3D Technology in Orono Will Help Local Patients

Caitlin Burchill

Updated 1 year ago

You’ve heard about it in the movies and even in the sports world, but now 3D motion capture technology is being used to help regular folks in Maine.”This is a human performance lab so we look at human motion. It’s very hard for the eye to capture that complex motions and so if you can capture that you can begin to develop the solutions,” said Dr. Andrew Hodge, Chief of Orthopedics at Eastern Maine Medical Center. Clinicians at Eastern Maine Medical Center and researchers at UMaine have joined forces to use this technology to help patients.”Our first project is going to be working with patients that have spinal stenosis. So this is what we call one of our spine models. So looking at patients, how much they can bend forward and bend back,” said Katie Helo, a physical therapist at Eastern Maine Medical Center.The real time technology can gauge a person’s range of motion before and after an injury or possible surgery.”After we do some procedure like a joint replacement then we look at it afterwards and we see how their clinical outcome is and that’s very important in today’s health care system because the people who pay for these, which are the insurance companies, want to make sure their patients and clients are getting the best results,” said Hodge.
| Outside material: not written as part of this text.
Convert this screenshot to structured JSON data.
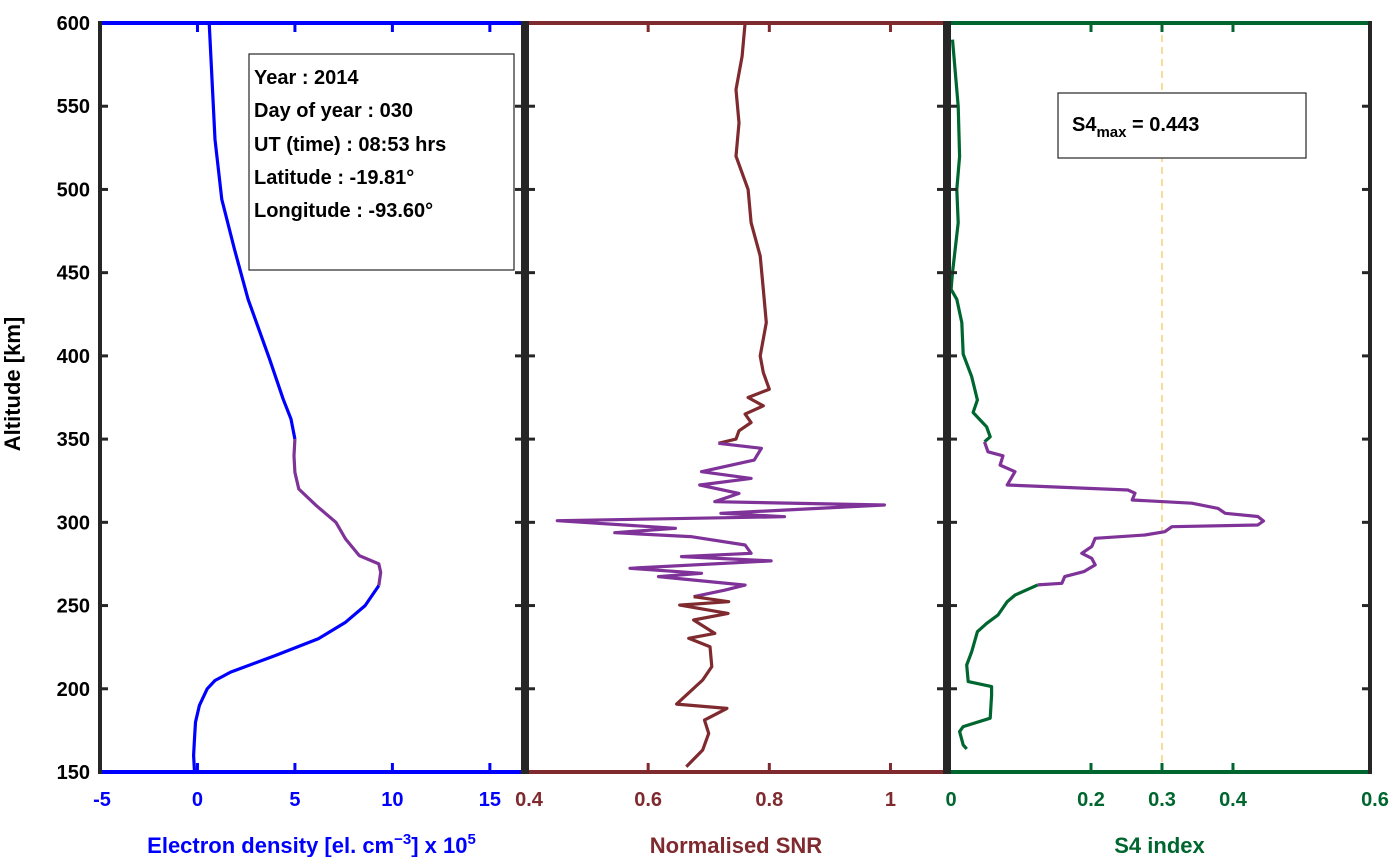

But these doctors couldn’t help patients without the brains at UMaine.”It’s really important to have the engineering side in the development of whatever tests. If you want to look at a certain performance test then we can design that test and see how we can capture it,” said Hodge. While EMMC patients will benefit, UMaine athletics will be sure to take advantage of this equipment on their campus. “On the sporting side, we can show them how to do it correctly and avoid that injury that might take them out of competition,” said Hodge. A former college volleyball player, I thought I’d give it a try. “So this is you. This is what you were just doing. Your right one barely moves at all. Your left one goes in,” said Hilo as she examined my 3D motion capture results. The physical therapists diagnosed me with a weak VMO or weak inner quad on my left leg.Female athletes commonly have this weakness and it can result in a torn ACL.The physical therapist recommended that I do more squats. This 3D equipment is housed in the Human Performance Lab at the Culter Health Center on UMaine’s campus. Practioners will begin using this technology in full force next month.